Irrespective of how productive and prosperous your sales team may be at the best of times, there are bound to be occasions when they lack drive, enthusiasm and motivation. In other job roles and lines of work, this is not a major problem but when it comes to sales, insufficient inspiration can have damaging and detrimental consequences.
Despite the fact most sales teams are sufficiently stimulated by the prospect of greater commission and climbing the career ladder, it is natural to feel a little weary or fatigued when endlessly trying to close deals. For this reason, creating a motivational environment has become top priority for numerous sales managers.
This is easier said than done for most but there are some tried and tested solutions you can pursue. First off, you will need to identify potential problems that could be causing a distinct absence of enterprise. From there, you can attempt to overcome these obstacles by implementing a few changes or coming up with a whole new approach towards sales.
However, you shouldn’t rest on your laurels and think that this strategic shift will last forever, as the attitude of your sales team could change. Therefore, you will also need to ask yourself some key questions everyday in order to truly establish a motivational sales environment.
Reluctance to cold call
When presented with highly targeted prospects, your sales team will thrive and no doubt be able to deliver countless conversions. However, if they have to rely on cold-calling potential customers, this could seriously affect motivation levels.
To address the issue, you can either ramp up marketing efforts to generate more qualified leads or train sales staff to become proactive with their calls, not just reactive.
An absence of organisational objectives
It is all well and good having sales targets written on the wall, but if staff are not sure what they should be doing in order to achieve these goals, their drive and determination could suffer.
Sales managers should provide clear organisational objectives on a daily and weekly basis for things like the number of conversations with prospects and when appointments have been made. These high-value activities should contribute to more bottom-line conversions.
A lack of personal goals
Regardless of an employee’s motivation for being a salesperson, they will still need personal goals to strive for and work towards. Sales managers need to recognise these aims and inspirations, creating an environment that facilitates individual growth.
An obvious motivator is greater commission or other financial bonuses, but it is quite remarkable just how effective something as simple and sincere as recognition can be.
Sales call frustration
When making a sales call, the last thing your members of staff want to hear is a voicemail message.

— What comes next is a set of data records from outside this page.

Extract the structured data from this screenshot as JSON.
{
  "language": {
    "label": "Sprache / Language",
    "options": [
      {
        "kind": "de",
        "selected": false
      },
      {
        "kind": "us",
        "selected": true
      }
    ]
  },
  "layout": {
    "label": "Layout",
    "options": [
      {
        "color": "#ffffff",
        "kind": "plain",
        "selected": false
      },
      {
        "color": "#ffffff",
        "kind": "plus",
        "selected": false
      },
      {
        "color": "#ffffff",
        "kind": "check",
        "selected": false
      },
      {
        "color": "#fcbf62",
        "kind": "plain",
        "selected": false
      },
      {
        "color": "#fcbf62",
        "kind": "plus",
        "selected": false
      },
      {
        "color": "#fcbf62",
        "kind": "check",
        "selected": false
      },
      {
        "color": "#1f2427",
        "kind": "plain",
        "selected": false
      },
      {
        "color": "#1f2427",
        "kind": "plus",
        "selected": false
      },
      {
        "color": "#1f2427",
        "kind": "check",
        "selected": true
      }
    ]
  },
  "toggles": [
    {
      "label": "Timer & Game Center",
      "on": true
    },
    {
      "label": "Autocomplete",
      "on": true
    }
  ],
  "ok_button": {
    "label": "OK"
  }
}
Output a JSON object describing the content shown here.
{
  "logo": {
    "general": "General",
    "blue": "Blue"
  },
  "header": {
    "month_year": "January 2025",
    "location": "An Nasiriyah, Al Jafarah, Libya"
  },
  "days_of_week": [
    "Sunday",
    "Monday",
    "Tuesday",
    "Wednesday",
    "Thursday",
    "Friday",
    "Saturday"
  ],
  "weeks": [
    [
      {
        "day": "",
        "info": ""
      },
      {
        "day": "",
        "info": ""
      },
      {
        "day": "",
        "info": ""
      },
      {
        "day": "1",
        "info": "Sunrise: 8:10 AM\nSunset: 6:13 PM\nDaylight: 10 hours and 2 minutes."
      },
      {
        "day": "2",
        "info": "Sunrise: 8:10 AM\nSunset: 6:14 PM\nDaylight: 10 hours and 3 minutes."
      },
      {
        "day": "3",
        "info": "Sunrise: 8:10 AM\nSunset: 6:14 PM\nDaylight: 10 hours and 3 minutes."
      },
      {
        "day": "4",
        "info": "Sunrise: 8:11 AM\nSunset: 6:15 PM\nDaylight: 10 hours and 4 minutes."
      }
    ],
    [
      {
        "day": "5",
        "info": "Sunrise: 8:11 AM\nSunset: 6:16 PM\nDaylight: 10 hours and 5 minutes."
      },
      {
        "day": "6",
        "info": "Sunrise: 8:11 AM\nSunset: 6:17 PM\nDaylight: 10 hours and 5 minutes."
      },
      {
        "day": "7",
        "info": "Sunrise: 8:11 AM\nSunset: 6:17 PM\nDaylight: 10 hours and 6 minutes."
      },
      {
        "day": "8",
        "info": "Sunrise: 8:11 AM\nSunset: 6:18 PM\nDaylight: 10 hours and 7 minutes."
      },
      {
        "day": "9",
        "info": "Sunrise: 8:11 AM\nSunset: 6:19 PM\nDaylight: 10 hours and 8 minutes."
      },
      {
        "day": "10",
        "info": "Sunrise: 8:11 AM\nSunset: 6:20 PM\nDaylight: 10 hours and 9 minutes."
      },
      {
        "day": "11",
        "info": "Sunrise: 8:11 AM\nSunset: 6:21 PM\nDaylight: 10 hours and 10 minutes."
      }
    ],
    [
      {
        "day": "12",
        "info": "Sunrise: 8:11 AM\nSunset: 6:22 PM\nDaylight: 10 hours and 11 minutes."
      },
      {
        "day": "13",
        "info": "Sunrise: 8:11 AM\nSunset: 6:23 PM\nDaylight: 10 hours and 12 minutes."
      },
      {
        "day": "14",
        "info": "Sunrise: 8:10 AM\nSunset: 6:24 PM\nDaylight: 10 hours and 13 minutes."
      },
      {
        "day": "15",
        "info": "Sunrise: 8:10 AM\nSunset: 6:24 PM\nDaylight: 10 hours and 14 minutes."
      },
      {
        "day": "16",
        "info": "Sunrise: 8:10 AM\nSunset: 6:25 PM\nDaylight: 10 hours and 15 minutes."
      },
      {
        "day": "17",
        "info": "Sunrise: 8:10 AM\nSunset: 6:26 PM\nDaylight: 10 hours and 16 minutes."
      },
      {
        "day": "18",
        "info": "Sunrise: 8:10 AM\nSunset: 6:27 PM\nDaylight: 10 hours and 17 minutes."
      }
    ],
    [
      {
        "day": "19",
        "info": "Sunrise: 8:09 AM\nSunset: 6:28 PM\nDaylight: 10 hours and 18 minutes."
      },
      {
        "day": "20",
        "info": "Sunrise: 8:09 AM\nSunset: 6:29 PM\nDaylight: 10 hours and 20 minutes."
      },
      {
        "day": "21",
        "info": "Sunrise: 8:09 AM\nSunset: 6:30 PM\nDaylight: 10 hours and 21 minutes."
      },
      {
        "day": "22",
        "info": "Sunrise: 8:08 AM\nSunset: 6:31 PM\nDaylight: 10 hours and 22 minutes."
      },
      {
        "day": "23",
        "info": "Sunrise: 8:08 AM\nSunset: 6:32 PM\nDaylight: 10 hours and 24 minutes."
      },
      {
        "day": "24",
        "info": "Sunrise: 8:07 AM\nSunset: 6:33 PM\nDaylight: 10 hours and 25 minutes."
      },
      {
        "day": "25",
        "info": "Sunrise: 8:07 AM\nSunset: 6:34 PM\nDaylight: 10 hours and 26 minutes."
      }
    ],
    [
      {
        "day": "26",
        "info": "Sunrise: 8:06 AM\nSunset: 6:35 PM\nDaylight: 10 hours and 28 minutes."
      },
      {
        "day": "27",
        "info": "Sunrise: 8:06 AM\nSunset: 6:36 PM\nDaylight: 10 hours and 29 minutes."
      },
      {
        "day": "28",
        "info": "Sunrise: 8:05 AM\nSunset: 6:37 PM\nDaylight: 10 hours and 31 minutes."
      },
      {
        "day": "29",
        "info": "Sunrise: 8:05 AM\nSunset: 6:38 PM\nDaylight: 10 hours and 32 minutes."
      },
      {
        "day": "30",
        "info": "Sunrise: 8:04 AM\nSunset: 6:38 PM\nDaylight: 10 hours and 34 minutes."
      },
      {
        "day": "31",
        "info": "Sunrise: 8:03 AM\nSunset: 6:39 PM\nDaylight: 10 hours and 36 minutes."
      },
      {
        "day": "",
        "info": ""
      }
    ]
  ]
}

Unfortunately, this is becoming an increasingly common occurrence and can lead to a great deal of frustration.
So, in addition to a standard sales script, your employees should also have something prepared for voicemail messages too, which must introduce the caller, bring out the company’s value proposition but not be too long or lacking excitement.
Having a glass half empty attitude simply doesn’t cut it on the sales floor. Even if your staff are struggling to convert leads and close deals, you will need to remain positive and stay upbeat.
Negativity can spread like a bad smell and will do nothing to increase inspiration or enterprise. So, cheer on your colleagues and reassure staff that good times will come to fruition once again.
When you are offering up praise and providing constructive comments, try and be as specific as possible. It can be anything from how a certain member of staff dealt with an uptight customer or the way in which another employee managed to upsell a particular product.
If you are specific and definite when motivating staff, your words will resonate with more weight and meaning, which is sure to be appreciated and welcomed.
Even though sales managers always an abundance of other daily duties that have to be carried out, their motivational actions and words will need to be said and done with conviction.
This means focusing attention on the workforce instead of simply looking up from your computer screen and offering up a simple “well done.” Look your employees in the eye and let them know you have faith in their ability.
The most important thing to remember here is offering up feedback, not criticism. Sales staff can lose motivation if they have a manager telling them what they did wrong while failing to receive any points or advice on how else to deal with the situation.
So, always be on hand to deliver useful and valuable feedback in order to induce inspiration. A sales manager’s experience and expertise needs to be harnessed by younger staff, which can only come about by being helpful.
What did I learn yesterday?
Something new or different is bound to transpire every day; it is your responsibility to learn from these experiences.
What changes can I make today?
Based on the previous day’s life lessons, apply changes that will have a positive impact on the workforce.
Who can I help?
Motivating the sales team as a whole is important, but individual support will be greatly appreciated by those who are struggling.
How can I improve?
There is room for improvement with everyone, which includes the most senior sales staff. So, always look to increase and enhance your ability.
What progress are we making?
Look towards your sales targets and organisational objectives to ensure sufficient progress is being made.
What are we doing and why?
In addition to chasing higher turnover and bigger profits, sales should also reflect the company’s culture and core values.
A lack of motivation is something nearly every sales-orientated individual will have suffered from in the past. Overcoming this obstacle isn’t always easy, but if you look towards the working environment itself, identify possible problems, implement a few changes, and always look to improve, your sales team may never have an absence of inspiration or enterprise again.